The U.S. Supreme Court ruled that the appointment of the members of the Fiscal Oversight and Management Board (FOMB) did not violate the Appointments Clause of the U.S. Constitution. The Appointments Clause states that the President “shall nominate, and by and with the Advice and Consent of the Senate, shall appoint Ambassadors, other public Ministers and Consuls, Judges of the Supreme Court, and all other Officers of the United States . . .” (Art. II, §2, cl. 2). The members of the FOMB were appointed pursuant to a complicated process that did not require the advice and consent of the Senate.
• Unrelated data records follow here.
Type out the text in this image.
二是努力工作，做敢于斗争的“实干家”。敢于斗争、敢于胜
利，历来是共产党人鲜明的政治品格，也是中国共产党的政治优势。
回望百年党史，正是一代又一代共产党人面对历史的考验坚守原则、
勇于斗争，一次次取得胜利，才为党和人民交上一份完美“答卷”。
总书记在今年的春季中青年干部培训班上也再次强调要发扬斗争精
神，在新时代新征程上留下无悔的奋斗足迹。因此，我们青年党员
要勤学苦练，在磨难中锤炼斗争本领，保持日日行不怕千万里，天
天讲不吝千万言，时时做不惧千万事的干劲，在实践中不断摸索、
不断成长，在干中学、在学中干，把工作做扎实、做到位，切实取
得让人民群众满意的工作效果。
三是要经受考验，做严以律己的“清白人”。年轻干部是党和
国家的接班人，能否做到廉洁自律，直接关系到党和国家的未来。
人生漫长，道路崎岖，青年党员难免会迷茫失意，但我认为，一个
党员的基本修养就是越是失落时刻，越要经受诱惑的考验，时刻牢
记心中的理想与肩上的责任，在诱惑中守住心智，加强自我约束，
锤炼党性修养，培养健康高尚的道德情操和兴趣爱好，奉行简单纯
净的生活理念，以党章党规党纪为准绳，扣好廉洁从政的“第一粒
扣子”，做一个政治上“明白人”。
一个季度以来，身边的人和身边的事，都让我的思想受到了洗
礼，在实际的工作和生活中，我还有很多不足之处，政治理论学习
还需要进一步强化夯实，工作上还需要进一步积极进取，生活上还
The majority opinion, written by Justice Breyer, held that (1) the Appointments Clause applies to “all Officers of the United States, even when those officers exercise power in or related to Puerto Rico”; (2) members of the FOMB were not “Officers of the United States” because; (3) they are “local officers” vested by Congress with “primarily local duties” (in contrast with “national or federal duties”) under Article IV.
Justice Thomas wrote a concurrent opinion but stressing that the relevant test to determine who is an “Officer of the United States” should not be based on whether the “officer” is in charge of primarily “national” or “local” duties; but rather on the distinction of whether the “officer” exercises “national or territorial powers”, which in his opinion was the intention of the members of the First Congress when determining the applicability of the Appointments Clause.
Justice Sotomayor wrote a strange concurring opinion that at times reads like a full blown dissent. According to Justice Sotomayor, Congress “relinquished” certain powers over Puerto Rico when it granted the island “home rule” pursuant to a “compact” between the people of Puerto Rico and Congress in 1952. In her view then, there are “serious questions about when, if ever, the Federal Government may constitutionally exercise authority to establish territorial officers in a Territory like Puerto Rico, where Congress seemingly ceded that authority long ago to Puerto Rico itself.”
The problem with Sotomayor’s approach, as she herself admits, is that no party addresses these issues nor the questions that arise from them. Therefore, she does not resolve those issues but “nevertheless write[s] to explain why these unexplored issues may well call into doubt the Court’s conclusion that the members of the Financial Oversight and Management Board for Puerto Rico are territorial officers not subject to the ‘significant structural safeguards’ embodied in the Appointments Clause.” In sum, she appears to be writing a roadmap for a future constitutional challenge to the FOMB.
Finally, Justice Breyer’s opinion contains an unfortunate statement that will surely provoke much argument in the near future. Towards the end of section III of his opinion, Breyer states that “in short, the Board possesses considerable power—including the authority to substitute its own judgment for the considered judgment of the Governor and other elected officials.”
This is an example of what lawyers call “obiter dictum”, a statement or remark by a judge that is not necessary or required to sustain the court’s legal conclusion. In the case at hand, the issue was whether the appointment of the members of the FOMB violated the Appointments Clause. To determine that issue, the Court did not have to analyze the scope and breadth of the FOMB’s statutory powers. Yet, by making this remark in passing, Breyer may unwittingly have provided ammunition to those who argue in favor of an expansive construction of the Board’s power, an interpretation that exceeds Congressional intent and the text of the law.
We can expect, therefore, the Board to quote this dictum to justify arbitrary or capricious policies and as it wrangles with opposition from the duly elected government of Puerto Rico as it seeks to preserve its sphere of operation.